Although the hedge funds also bet on equities, as well as commodities, derivatives, and other vessels, they were underperforming, with fees feeling unjustified. In addition, their returns were only benchmarked against other hedge funds in the HFRI. After the ISBI applied the proper market benchmarks to that of the hedges, heads began to roll for the asset class, as the board proceeded to cut nearly all of the hedge fund managers. Some were moved to the equities side of the portfolio, newly christened as “equities managers,” but Levine, who favored the ISBI’s bonds and a long-only strategy, had made his interests clear. It was time to stick to passive in order to preserve the fund for future generations.

“Some of our equity guys were pretty good,” he said. “In maybe July or so of last year, we decided to just zero out the hedge fund category completely and then the guys who picked stocks, we just moved them along into our equity book, which is where they belong. The guys we retained have massive alpha. They all have at least 300 basis points, sometimes 1,000 over a long period of time, and they’ve kept those numbers up.”

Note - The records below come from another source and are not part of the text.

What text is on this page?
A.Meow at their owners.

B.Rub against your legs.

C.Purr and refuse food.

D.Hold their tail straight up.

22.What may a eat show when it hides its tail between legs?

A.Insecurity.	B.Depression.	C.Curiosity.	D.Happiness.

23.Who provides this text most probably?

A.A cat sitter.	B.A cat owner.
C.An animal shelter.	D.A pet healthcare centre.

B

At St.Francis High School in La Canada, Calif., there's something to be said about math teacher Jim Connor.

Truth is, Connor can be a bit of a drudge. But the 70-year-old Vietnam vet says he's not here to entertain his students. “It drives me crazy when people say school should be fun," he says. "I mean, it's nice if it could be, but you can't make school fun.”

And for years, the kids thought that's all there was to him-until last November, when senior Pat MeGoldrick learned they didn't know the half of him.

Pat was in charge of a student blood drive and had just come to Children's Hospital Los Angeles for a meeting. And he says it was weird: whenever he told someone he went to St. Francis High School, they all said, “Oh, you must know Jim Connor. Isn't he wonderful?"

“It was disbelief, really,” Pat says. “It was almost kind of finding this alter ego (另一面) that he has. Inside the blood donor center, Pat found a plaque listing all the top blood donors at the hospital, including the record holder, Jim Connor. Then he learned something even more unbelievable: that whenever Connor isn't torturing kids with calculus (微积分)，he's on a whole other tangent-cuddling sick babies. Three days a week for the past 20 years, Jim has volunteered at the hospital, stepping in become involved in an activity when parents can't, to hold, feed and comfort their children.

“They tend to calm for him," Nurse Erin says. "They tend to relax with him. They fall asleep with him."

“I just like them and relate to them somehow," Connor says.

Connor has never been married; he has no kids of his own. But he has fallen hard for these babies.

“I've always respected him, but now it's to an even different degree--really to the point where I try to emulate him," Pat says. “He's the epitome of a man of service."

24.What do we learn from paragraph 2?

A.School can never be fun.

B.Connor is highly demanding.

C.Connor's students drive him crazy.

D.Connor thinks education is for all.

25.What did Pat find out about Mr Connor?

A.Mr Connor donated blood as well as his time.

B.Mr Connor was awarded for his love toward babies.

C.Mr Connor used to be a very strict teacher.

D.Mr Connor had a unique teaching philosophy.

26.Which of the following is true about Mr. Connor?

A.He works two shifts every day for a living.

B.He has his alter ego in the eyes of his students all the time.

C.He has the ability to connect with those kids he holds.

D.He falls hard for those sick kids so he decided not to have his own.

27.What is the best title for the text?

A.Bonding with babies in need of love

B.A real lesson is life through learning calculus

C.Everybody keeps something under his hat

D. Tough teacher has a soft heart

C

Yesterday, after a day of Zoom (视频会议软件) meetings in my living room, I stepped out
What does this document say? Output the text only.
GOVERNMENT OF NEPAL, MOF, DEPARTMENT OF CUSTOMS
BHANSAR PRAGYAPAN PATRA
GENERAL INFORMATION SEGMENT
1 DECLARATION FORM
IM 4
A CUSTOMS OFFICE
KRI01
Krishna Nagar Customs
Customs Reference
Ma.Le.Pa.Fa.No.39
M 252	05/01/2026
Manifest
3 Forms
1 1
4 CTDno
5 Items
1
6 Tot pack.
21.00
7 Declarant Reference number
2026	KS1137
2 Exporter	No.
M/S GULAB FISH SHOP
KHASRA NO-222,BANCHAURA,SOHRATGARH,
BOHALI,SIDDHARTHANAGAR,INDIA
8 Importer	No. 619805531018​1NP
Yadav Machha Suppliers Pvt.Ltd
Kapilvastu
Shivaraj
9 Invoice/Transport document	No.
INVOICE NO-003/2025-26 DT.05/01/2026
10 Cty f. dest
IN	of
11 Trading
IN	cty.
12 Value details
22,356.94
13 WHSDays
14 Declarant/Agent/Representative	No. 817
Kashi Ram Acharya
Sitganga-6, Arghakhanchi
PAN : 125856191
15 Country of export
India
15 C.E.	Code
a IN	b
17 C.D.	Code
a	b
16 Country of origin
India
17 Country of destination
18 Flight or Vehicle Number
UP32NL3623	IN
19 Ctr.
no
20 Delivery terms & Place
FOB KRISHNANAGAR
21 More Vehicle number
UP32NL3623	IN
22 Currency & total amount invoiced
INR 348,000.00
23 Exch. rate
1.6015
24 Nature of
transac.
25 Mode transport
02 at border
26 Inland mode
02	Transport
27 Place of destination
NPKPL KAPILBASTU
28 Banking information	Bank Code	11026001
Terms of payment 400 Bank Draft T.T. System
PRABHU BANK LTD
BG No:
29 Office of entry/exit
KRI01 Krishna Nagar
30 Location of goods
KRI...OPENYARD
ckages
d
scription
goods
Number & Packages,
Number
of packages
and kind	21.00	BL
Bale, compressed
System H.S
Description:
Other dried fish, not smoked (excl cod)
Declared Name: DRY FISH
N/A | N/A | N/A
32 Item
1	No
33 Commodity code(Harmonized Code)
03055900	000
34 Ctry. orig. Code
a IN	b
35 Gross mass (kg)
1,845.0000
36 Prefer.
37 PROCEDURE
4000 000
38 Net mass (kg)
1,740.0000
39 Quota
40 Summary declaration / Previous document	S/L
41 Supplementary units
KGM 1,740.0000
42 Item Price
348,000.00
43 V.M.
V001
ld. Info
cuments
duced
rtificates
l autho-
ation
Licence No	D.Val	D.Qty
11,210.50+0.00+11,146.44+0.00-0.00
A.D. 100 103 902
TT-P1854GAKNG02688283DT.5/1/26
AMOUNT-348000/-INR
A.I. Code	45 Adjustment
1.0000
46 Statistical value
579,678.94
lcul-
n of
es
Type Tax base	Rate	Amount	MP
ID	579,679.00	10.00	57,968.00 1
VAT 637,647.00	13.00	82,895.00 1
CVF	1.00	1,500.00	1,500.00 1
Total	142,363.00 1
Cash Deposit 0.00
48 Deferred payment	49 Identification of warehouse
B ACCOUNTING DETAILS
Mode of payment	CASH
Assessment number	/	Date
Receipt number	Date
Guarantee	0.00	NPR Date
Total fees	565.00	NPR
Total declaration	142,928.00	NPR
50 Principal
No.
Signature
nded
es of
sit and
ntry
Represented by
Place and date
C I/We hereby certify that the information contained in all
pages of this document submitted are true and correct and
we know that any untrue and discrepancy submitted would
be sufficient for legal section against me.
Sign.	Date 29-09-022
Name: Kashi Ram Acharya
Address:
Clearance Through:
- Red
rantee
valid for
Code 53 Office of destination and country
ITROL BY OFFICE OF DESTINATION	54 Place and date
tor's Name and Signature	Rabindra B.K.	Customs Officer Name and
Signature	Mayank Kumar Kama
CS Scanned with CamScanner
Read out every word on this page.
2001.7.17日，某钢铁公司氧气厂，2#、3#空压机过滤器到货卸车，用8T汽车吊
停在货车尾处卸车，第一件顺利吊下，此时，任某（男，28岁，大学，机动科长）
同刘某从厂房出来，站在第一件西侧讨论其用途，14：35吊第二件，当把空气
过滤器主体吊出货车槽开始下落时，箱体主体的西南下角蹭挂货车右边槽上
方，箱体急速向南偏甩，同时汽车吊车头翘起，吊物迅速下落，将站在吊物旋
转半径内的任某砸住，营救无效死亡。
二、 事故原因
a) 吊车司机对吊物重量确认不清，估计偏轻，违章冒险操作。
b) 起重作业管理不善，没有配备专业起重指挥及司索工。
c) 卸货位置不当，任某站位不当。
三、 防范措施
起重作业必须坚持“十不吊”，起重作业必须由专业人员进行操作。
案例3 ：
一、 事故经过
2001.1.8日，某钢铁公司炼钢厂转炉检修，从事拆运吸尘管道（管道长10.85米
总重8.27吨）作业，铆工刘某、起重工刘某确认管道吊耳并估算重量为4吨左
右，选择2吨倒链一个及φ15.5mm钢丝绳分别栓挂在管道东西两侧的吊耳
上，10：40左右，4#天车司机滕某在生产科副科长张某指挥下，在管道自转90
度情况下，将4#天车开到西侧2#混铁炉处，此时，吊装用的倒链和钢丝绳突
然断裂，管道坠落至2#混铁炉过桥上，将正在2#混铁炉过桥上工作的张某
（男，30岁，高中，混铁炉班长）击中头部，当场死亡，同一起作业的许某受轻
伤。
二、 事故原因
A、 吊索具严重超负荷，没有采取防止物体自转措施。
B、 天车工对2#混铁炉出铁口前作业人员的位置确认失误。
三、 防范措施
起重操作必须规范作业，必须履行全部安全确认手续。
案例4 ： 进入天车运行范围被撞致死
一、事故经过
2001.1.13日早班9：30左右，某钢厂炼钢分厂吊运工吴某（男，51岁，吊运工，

As for where the remainder of the hedge fund portfolio went, the ISBI moved the money to its fixed income portfolio, mostly as bonds, which Levine still feels is underweighted. “We didn’t have any opportunistic credit, and now that category is 8% for us,” he said. “It’s basically unleveraged. We love that asset class.”

Levine says the board, which oversees the pensions of five pension plans (the State Employees’ Retirement System, the General Assembly Retirement System, the Judges’ Retirement System of Illinois, the Illinois Power Agency, and the State of Illinois Deferred Compensation Plan), has saved $75 million per year in money manager fees.  In the last fiscal year, ISBI saw 12.3% returns.

Illinois is currently undergoing a pension crisis, with a pension deficit of $129 billion. When asked of a recent concept of a titanic bond sale being introduced to state legislators, Levine suggested that rather than have a professor explain the idea, lawmakers need to speak with capital markets professionals. Although Levine admits that there are some silver linings in all of this, it’s more of an issue of reform and restructuring than just a simple bond buy.

“Who is going to buy these bonds?” he asked.

“I’ve spent my life in the financial markets [and] I cannot imagine that there are investors out there who are going to take all of the risk off of the taxpayers and pension beneficiaries and take it on themselves,” he said. “Having said that, I think it’s a worthwhile issue to look at—not in the context of $109 billion—but it’s certainly preferable…if some of that [state credit risk] could be shifted over to bond holders who are willingly doing it, that’s a good thing, but the only way that’s going to happen in my view is some kind of pension reform or restructuring.”

As for reform plans, Levine opined on his own behalf that it’s going to have to come to a Federal level for things to be on their way to restructure.

“The state supreme court voted 7-0 almost three years ago that took pension fiscal management out of the hands of the legislature, which is problematic. The only way I know of to get it back in the hands of the legislature is for the Federal government to pass a Puerto Rico-style restructuring type bill,” he said. “You really need your lawmakers to deal with these fiscal problems and where we’re sitting, ever since that decision, they can’t. Somehow that’s got to be fixed. You really need a federal bill to enable the state to utilize US bankruptcy laws to restructure its liabilities.”

“I’m not talking about a bailout, of course. That’s not going to happen,” he said.